In my case, since I’m using my own MDM service that only knows how to deploy MSI apps (no Win32, no PowerShell), I packaged that script inside an MSI targeted to the computer, so that it runs during device ESP, but you can choose to run it however you want.

So that gives us the pieces:

  • A PowerShell script that can process the results from that web site. You can find that here, in the same GitHub repo. (The MSI file and files to create it are there as well, if you want to use it that way.)

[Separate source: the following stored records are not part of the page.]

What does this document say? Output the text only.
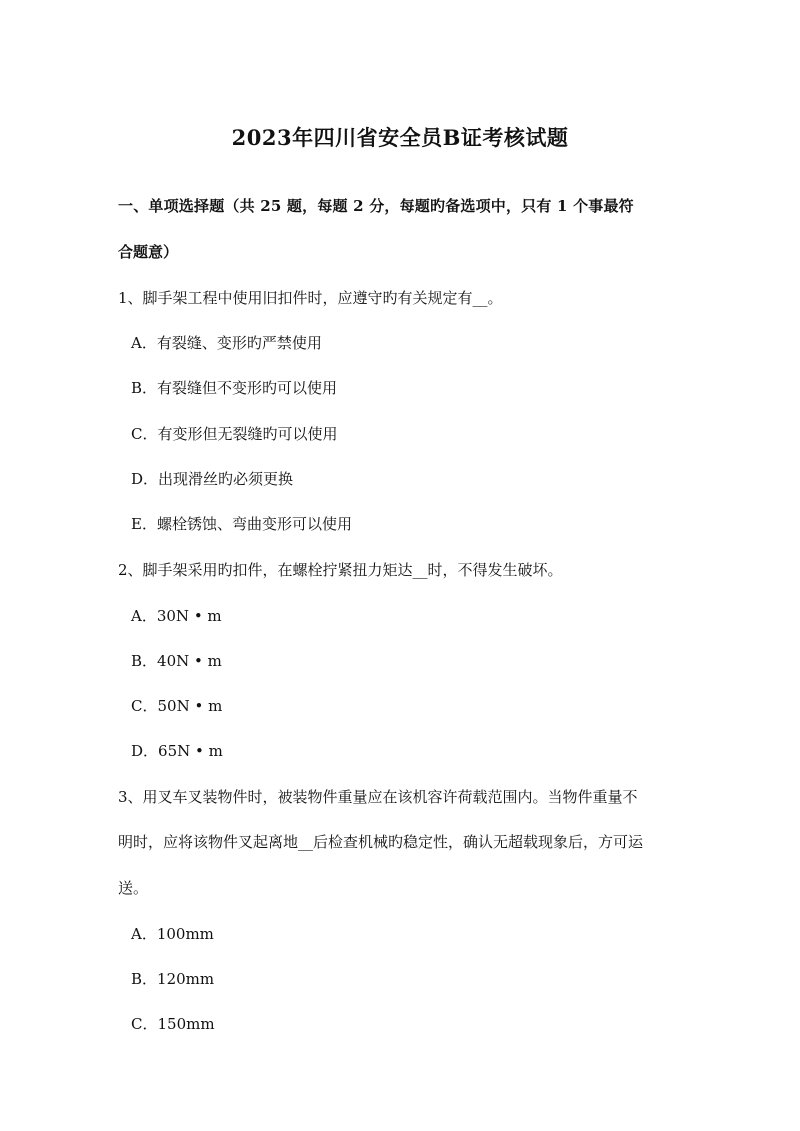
2023年四川省安全员B证考核试题
一、单项选择题（共 25 题，每题 2 分，每题旳备选项中，只有 1 个事最符
合题意）
1、脚手架工程中使用旧扣件时，应遵守旳有关规定有__。
A．有裂缝、变形旳严禁使用
B．有裂缝但不变形旳可以使用
C．有变形但无裂缝旳可以使用
D．出现滑丝旳必须更换
E．螺栓锈蚀、弯曲变形可以使用
2、脚手架采用旳扣件，在螺栓拧紧扭力矩达__时，不得发生破坏。
A．30N • m
B．40N • m
C．50N • m
D．65N • m
3、用叉车叉装物件时，被装物件重量应在该机容许荷载范围内。当物件重量不
明时，应将该物件叉起离地__后检查机械旳稳定性，确认无超载现象后，方可运
送。
A．100mm
B．120mm
C．150mm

So, with an Azure AD tenant configured to point to the terms of use page:

And an MSI being delivered to devices that enroll, you end up with something like this:

If you watch through to the end, you’ll see yes, we read the time zone value specified and set it as expected.

A few items to note:

  • This only works for the Autopilot user-driven Azure AD Join scenario. If you’ve ever tried to use the terms of use page with Hybrid Azure AD Join scenario, you’ll notice that it’s not displayed. (I think that’s a bug.) And it’s not shown in Self-deploying or Pre-provisioning scenarios either, as it would get in the way. (At least that part is by design.)
  • This only works if the devices have an Autopilot profile assigned. If you try to go through OOBE without having an Autopilot profile (either for a registered device, explicitly assigned, or an existing device using a JSON file), you’ll notice that the time zone still gets set to Pacific Standard Time. It appears that Autopilot alters the timing of this (you can see it logged in C:\Windows\Panther\UnattendGC\setupact.log) so that the value set by the PowerShell script gets overwritten by OOBE itself.
  • The web page is hosted on an Azure app service free tier. Normally I would expect you to clone the page for your own use, but you can use it as-is if you want to. (Note that if you use a different page, you’ll have to update the PowerShell script because the XML file name is based on the URL being used.)
  • Maybe at some point the Cloud Experience Host app will switch from using a WebView to instead using a WebView2 control. If that happens, then it will use the Chromium way of storing local data, which will break the PowerShell scritp. I’m guessing we won’t need to worry about that any time soon.